How to Design The Perfect Pricing Strategy For Your Business
Are You A Commodity?
The fact is, too many people compete on price.
Now, there are some markets where this is genuinely unavoidable. These are where you are selling what we call “commoditised” goods. So, for example, petrol is a commoditised product.
So, assuming that at least part of your business is not commoditised in any way, then let’s set about maximising your price. I chose those words very carefully because in most businesses there is significant scope to increase your prices.
Four Way To Increase Your Prices
There are four big things that you should be doing in your business that will help you to increase your prices without your customers even batting an eyelid:
- Premium Up-sell
- Price Presentation
Differentiate Your Product Or Service
Imagine for a second that you sell garden sheds. Now, anybody can buy a shed at B&Q for a couple of hundred pounds, and everybody knows it. Shed prices aren’t a big secret, they’re pretty much commoditised.
So there’s no way that you could charge £5,000 for a shed, could you?
Well, how about if you changed the customer’s frame of reference, so instead of comparing the £5,000 to a £200 B&Q shed, they instead compared it to the much greater cost of a home extension?
YOU must control the comparative judgement made by your customer. DO NOT leave it up to them to choose the comparison to be made or it will not work.
Adding additional premium products and services that you can sell alongside your existing products range is almost certainly the easiest place to start moving your average price upwards.
Packaging your product or service up, and serving it as part of a bundled offer can be a very powerful way of increasing the total price. You’ll often see a bundle selling for more than the sum of its parts.
A great example of a bundled package is a McDonalds meal; burger, fries and drink. All packaged and priced so that few people only buy two of the three because you’d only save a few pennies. Most fast-food restaurants are the same because it’s a strategy that drives up sales revenue.

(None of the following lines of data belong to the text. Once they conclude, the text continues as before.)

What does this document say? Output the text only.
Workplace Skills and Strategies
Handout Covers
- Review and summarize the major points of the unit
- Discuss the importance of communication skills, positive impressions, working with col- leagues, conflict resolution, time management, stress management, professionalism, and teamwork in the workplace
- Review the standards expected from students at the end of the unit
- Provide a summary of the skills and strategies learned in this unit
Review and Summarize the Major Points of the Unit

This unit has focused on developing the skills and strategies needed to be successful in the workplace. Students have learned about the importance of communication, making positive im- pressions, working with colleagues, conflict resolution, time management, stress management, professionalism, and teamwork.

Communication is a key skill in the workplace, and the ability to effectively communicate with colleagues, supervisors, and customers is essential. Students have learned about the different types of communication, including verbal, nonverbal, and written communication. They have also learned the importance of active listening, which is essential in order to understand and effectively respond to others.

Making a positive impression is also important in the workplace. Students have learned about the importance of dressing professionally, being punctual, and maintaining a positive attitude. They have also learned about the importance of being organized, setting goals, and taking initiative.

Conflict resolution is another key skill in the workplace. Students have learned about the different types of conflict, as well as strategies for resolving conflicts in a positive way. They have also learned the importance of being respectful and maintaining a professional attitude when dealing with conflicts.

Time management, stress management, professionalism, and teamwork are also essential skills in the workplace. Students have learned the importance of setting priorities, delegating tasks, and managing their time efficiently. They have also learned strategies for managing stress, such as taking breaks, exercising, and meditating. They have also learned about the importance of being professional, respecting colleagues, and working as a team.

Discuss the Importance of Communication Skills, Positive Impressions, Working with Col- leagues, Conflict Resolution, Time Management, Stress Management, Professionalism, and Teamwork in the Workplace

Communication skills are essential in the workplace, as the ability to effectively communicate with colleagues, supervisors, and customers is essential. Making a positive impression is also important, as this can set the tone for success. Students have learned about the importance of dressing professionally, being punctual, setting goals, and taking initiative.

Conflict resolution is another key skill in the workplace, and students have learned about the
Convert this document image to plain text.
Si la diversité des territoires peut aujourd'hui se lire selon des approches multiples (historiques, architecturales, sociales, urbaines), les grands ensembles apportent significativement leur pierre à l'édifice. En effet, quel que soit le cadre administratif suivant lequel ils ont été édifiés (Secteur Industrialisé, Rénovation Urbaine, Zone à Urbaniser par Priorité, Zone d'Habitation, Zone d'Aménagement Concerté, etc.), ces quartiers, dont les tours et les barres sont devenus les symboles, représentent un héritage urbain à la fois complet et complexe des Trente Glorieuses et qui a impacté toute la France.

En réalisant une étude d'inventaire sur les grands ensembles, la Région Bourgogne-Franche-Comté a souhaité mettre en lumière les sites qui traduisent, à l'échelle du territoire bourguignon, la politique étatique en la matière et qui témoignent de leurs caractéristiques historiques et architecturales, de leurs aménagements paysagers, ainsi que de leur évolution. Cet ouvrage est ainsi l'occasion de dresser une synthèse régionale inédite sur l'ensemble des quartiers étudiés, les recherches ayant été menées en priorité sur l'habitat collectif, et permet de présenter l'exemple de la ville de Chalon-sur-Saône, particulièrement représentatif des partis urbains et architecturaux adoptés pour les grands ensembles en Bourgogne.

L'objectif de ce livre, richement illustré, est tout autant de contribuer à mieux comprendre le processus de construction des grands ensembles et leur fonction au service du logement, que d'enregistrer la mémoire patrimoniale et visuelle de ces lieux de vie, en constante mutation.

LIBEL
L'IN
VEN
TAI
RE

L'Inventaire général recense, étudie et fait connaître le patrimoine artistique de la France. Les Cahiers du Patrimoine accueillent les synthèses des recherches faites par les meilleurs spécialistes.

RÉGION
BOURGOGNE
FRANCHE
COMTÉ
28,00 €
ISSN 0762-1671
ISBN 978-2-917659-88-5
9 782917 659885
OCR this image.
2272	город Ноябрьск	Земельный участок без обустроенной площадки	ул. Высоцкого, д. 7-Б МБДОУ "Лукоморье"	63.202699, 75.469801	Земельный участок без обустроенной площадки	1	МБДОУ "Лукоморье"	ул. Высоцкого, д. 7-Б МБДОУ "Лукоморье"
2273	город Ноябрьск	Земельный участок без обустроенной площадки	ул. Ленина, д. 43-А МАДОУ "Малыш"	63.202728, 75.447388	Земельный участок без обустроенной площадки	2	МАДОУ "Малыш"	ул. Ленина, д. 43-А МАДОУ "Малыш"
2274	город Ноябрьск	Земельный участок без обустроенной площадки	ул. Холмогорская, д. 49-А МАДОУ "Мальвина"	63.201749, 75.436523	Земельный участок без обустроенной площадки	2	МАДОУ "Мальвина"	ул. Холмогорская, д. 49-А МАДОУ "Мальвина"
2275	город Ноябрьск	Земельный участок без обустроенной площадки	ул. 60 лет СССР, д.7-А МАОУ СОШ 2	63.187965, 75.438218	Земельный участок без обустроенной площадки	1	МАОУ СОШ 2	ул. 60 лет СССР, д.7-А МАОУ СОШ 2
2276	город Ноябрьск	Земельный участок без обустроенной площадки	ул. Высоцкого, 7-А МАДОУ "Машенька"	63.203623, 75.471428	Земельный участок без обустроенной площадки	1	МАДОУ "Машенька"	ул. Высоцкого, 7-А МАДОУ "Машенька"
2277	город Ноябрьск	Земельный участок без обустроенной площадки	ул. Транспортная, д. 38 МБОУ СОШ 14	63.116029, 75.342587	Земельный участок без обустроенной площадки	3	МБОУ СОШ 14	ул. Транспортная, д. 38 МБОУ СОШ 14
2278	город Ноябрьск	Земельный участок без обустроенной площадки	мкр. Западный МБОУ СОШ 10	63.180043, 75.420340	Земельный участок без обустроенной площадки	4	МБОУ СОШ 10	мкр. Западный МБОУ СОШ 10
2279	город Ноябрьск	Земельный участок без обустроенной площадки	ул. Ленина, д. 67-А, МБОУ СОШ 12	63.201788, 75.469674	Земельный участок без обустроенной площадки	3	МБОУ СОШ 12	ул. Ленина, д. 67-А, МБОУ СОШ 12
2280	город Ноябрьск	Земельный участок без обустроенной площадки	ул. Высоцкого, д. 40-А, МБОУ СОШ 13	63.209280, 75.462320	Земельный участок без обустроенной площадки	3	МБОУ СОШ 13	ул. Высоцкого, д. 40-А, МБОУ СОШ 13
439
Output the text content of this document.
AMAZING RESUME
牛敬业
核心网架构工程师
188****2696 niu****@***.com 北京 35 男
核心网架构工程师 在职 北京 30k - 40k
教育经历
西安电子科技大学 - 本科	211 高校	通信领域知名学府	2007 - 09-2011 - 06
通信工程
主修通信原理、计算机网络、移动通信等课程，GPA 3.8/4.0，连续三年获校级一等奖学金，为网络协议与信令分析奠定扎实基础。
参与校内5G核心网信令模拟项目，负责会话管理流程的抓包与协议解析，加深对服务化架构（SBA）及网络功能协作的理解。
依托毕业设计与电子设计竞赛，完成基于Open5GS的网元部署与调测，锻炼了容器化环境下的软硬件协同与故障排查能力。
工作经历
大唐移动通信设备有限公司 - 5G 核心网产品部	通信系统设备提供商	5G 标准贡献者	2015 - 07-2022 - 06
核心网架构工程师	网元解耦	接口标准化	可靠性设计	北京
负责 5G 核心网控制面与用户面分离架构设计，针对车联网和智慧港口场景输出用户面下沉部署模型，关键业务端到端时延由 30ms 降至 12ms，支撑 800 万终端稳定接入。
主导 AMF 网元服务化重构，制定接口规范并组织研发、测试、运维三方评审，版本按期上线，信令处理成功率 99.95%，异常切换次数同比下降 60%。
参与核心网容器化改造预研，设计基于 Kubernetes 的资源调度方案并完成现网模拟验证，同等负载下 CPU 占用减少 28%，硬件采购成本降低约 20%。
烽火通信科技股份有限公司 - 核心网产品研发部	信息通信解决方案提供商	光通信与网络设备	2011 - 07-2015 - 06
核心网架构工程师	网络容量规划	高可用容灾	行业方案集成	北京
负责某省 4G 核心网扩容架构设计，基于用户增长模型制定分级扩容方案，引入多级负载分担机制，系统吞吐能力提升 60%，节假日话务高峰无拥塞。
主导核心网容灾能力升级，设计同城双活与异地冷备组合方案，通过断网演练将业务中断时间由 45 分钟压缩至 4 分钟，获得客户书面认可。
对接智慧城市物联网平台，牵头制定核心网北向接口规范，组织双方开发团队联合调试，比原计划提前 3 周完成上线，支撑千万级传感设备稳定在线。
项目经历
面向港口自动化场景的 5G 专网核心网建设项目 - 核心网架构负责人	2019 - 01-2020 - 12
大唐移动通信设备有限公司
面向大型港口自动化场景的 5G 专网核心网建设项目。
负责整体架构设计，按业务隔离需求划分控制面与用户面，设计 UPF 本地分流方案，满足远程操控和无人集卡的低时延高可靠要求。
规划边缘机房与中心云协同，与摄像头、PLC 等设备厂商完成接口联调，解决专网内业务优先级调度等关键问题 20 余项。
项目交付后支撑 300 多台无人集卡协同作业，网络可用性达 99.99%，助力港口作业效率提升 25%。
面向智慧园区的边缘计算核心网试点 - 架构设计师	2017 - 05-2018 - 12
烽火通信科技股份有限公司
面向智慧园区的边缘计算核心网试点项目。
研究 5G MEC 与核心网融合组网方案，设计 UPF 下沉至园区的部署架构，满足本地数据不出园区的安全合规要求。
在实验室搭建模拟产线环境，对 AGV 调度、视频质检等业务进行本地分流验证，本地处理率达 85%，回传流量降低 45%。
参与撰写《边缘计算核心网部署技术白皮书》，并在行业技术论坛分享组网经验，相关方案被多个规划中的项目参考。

I don’t really go for ‘advanced thinking’ or the psychology of sales, but it’s true that selling is always about convincing your prospect that the value is greater than the price, and bundled offers often seem to convince consumers that they’re saving money by taking the package, even if it means spending more than they’d originally intended to.
Presenting your prices in the right way is key to making sales at price points that your competitors can only dream about, without your customers flinching.
Here are a few ideas how to go about achieving this:
Individual Value Comparisons
This strategy adds up the individual values of everything that’s included in your product or service, creating a ‘total value’ price, which makes the asking price look like good value by comparison.
Cost Avoidance Strategy
The best example to use here is the woman that calls an emergency plumber out to deal with a water leak.
The plumber quickly sorts the leak and hands his invoice to his relieved client. She’s astonished, and says “£180? You were only here 5 minutes!” He replies “Yep, and I’ve only changed a 32p washer, but you haven’t got to replace the roof or carpet in your living room now, so I’d call that good value.”
The fact is, the plumber is right. The hassle and cost of replacing water-damaged furniture and carpets far outweigh a hefty plumber’s bill and the exact same strategy can be used in reverse to sell many products and services.
If I was writing a sales letter for a pest control firm, I’d be focussing on the cost of the potential problem: the reactions of guests in the hotel, or diners in the restaurant to an infestation of rats, ants or wasps. The businesses involved risk losing thousands of pounds of revenue and untold damage to their brand and reputation if they did have a pest problem, so how much would they pay to have a monthly check-up from a pest control expert?
If your product sells for over £1000, then the instalment strategy can work well. At this level, people consider the affordability of the monthly payments, and you might find that your market would prefer to make six instalments of £350, rather than three instalments of £650. Even though they’d be paying an extra £150 in total, the purchase would seem more affordable.
Don’t confuse a 10% or 20% uplift in price with a 10% or 20% uplift in profit, the profit uplift in percentage terms which be much, much more.
Here’s a very simple example:
Product price £100
Product cost £50
New price £120
Profit cost £50
A 20% increase in price led to a 40% increase in profit.